Quoi qu’il en soit, on ne pouvait toujours pas encore parler d’industrie, en terme de financement – rares étaient les films 100 % québécois dépassant des budgets de 2 M$ à cette époque – et de rentabilité. La télévision demeura encore le médium par lequel la culture québécoise entre dans les foyers et atteint souvent des moyennes de près de 3 millions de téléspectateurs, tandis que les films québécois, plus nombreux au cinéma, quittaient généralement les marquises en coup de vent. Il faudra attendre la sortie du premier volet des Boys (1997) de Louis Saïa, jumelée incidemment au déclin momentané de l’industrie hollywoodienne, alors perdue dans les mirages des records du Titanic, pour que l’espoir d’une cinématographie québécoise omniprésente dans les salles ne soit plus une illusion.


Apprécié par le plus grand nombre, démonisé par la critique, la franchise Les Boys (1997 à 2005) marque un tournant dans la manière de produire et mettre en marché les films québécois. Profitant de la tendance naissante mettant coude à coude distributeurs et producteurs, Christal et Melenny ont conclu des partenariats de visibilité avec des chaînes de restaurant et des marques populaires tout en dépensant des sommes record en publicité. Calquée sur la recette américaine, la stratégie de sortie, inédite à l’époque, consista à envahir le plus d’écrans possibles en province dès la première semaine. La formule, fort lucrative, forca les institutions à revoir leur mode de financement et récompenser les propriétaires des films vedettes en leur allouant des montants discrétionnaires pour continuer à faire tourner la roue. Dès lors, une manne de films québécois profitera de l’effet-Boys dans des conditions plus favorables à leur commercialisation. D’objets exotiques à œuvres patrimoniales, de devoir culturel à curiosité estivante, le film québécois se débarrassait une fois pour toutes de ses complexes et devenait ‘in’.


2002-2003 reste une période charnière avec les succès combinés de Un homme et son péché, La grande séduction et Les invasions barbares, qui culminera avec l’Oscar du film étranger. Parallèlement, les films français peinent à percer nos salles à cause de la nouvelle longévité des titres d’ici dans les complexes.

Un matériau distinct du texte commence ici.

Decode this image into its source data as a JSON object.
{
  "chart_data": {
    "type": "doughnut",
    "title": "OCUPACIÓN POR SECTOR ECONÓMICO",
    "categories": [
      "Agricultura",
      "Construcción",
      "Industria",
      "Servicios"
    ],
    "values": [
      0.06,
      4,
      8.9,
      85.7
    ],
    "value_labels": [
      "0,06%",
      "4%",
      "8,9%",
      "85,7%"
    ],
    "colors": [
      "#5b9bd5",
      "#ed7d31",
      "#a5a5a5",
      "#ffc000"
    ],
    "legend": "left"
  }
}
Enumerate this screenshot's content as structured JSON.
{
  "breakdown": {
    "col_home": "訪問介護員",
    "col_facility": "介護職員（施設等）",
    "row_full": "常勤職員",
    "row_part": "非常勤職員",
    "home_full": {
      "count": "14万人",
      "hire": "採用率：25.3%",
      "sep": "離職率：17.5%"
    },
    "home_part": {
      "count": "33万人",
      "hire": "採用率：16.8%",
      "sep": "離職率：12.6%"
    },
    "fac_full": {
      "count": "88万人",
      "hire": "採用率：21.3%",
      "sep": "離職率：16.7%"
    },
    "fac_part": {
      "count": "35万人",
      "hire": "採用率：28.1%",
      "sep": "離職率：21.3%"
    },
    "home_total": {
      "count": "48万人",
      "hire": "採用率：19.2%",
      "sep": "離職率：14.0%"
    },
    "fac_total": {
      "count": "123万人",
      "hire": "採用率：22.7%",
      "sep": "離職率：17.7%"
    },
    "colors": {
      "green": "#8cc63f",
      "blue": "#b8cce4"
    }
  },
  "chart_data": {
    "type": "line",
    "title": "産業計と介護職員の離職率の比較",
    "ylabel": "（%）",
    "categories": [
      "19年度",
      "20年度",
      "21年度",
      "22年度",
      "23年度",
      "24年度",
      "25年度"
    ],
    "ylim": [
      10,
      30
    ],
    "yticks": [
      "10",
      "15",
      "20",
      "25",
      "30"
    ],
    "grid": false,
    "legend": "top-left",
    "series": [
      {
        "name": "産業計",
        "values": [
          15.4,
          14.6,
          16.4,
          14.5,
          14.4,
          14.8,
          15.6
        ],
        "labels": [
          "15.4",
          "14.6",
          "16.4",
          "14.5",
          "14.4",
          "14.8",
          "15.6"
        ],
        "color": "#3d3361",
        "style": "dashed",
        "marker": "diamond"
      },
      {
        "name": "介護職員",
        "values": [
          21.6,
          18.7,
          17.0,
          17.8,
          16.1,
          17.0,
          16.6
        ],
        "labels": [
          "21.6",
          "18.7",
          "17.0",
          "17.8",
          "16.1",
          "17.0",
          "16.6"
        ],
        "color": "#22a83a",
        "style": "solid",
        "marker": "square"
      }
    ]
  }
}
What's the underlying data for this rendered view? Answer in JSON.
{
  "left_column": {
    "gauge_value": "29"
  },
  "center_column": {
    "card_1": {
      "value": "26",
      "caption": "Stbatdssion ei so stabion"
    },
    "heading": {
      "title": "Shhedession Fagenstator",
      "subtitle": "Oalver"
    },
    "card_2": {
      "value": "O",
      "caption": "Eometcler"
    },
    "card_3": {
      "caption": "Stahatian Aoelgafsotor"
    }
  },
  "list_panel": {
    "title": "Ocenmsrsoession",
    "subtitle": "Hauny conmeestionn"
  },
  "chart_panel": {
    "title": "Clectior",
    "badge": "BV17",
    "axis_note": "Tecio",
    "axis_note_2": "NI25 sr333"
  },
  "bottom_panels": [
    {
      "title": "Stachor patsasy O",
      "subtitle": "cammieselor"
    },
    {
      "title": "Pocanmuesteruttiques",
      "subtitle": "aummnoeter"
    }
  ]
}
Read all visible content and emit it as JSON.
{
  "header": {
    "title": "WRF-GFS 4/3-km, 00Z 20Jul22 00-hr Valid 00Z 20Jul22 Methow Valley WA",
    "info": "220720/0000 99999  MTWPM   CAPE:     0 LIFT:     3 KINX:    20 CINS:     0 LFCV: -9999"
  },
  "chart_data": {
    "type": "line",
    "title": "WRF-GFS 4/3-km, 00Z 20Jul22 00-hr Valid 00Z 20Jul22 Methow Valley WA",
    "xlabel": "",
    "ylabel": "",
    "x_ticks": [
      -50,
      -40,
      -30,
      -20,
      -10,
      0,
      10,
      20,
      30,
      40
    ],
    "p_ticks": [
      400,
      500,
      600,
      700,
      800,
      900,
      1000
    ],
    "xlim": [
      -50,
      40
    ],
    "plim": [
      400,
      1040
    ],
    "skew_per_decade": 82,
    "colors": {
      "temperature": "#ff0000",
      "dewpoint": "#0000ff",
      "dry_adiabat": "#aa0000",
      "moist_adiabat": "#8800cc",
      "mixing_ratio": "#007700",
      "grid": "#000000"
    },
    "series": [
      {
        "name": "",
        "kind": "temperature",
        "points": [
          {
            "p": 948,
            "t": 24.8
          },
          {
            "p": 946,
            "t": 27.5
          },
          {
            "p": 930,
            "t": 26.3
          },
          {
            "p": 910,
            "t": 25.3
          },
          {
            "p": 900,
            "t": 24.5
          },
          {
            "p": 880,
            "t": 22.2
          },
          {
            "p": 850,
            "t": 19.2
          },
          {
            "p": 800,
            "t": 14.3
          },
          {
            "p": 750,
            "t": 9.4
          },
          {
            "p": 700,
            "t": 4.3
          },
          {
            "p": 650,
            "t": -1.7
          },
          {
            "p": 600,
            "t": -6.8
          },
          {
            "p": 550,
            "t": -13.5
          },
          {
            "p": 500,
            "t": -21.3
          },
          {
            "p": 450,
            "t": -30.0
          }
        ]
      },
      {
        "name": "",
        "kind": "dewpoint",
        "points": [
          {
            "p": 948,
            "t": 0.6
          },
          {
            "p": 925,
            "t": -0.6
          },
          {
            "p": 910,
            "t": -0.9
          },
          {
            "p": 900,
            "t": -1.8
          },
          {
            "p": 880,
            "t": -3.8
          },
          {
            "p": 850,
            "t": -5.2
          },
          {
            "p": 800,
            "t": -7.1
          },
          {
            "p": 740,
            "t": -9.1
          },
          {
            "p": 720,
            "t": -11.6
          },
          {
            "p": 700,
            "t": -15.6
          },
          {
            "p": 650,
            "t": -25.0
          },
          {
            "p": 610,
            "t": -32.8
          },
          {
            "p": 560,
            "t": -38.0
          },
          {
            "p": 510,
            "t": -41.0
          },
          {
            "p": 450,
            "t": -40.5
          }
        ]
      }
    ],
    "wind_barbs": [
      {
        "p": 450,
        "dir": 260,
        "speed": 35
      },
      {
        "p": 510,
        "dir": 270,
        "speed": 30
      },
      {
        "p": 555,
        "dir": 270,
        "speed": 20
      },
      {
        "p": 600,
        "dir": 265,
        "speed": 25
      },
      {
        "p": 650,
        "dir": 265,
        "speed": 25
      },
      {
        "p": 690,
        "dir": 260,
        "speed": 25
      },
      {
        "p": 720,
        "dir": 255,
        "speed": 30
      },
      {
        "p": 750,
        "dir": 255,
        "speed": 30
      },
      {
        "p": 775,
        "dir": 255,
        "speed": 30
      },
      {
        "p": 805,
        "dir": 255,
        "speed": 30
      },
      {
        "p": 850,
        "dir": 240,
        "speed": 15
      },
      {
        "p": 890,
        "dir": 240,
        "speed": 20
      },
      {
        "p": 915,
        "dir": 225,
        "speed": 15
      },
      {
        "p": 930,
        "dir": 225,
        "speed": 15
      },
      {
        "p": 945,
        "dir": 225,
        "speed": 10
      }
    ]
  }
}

Le phénomène est généralisé : partout sur la planète, les films locaux gagnent en visibilité à la maison et rejoignent les cinéphiles informés via le DVD multizone. Coréens, Italiens, Anglais, Allemands, Espagnols et Sud-Américains eurent à nouveau la cote avec de multiples histoires authentiques ancrées dans une réalité universelle. Les cinématographies plus jeunes n’ont plus rien à envier aux grandes traditions nord-américaines, européennes ou asiatiques. Les revers de la mondialisation redonnent du tonus aux récits de proximité et incitent les cinéphiles à consommer des produits locaux tout en gardant l’œil sur la situation internationale grâce aux longs métrages documentaires, qui contribuent à redynamiser le box-office.


LA COHABITATION

L’ère des blockbusters ne semble pas révolue et les fictions télévisuelles rivalisent d’imagination avec le grand écran, mais qu’importe; une nouvelle donne, d’apparence plus équitable et diversifiée, s’installe dans les cinémas. Documentaires, films d’action, animations innovatrices et cinéma 3D se relaient pour regagner l’attention des consommateurs de web et de jeux vidéo. La vidéo sur demande par Internet et les enregistreurs numériques personnels contribueront à leur manière à maintenir l’intérêt bien réel et étendre les tentacules d’une machine de production de mieux en mieux rodée. Le projet Éléphant, site anthologique où sera possible le visionnement de la majorité des films produits au Québec, devient le chaînon manquant d’une cinématographie anémique faute de valorisation de son patrimoine.


Et les histoires, dans tout ça? Plusieurs ont soulevé l’érosion de l’imaginaire ou de la spécificité québécoise à l’écran, qui aplanirait l’originalité des auteurs. Est-ce la rançon du succès? À la ‘télévisualisation’ des images de fiction, C.R.A.Z.Y., La neuvaine, Gaz Bar Blues et Congorama ont peut-être défriché la voie à suivre, celle d’un cinéma grand public ancré dans sa réalité, amoureux de ses personnages et fier de son identité.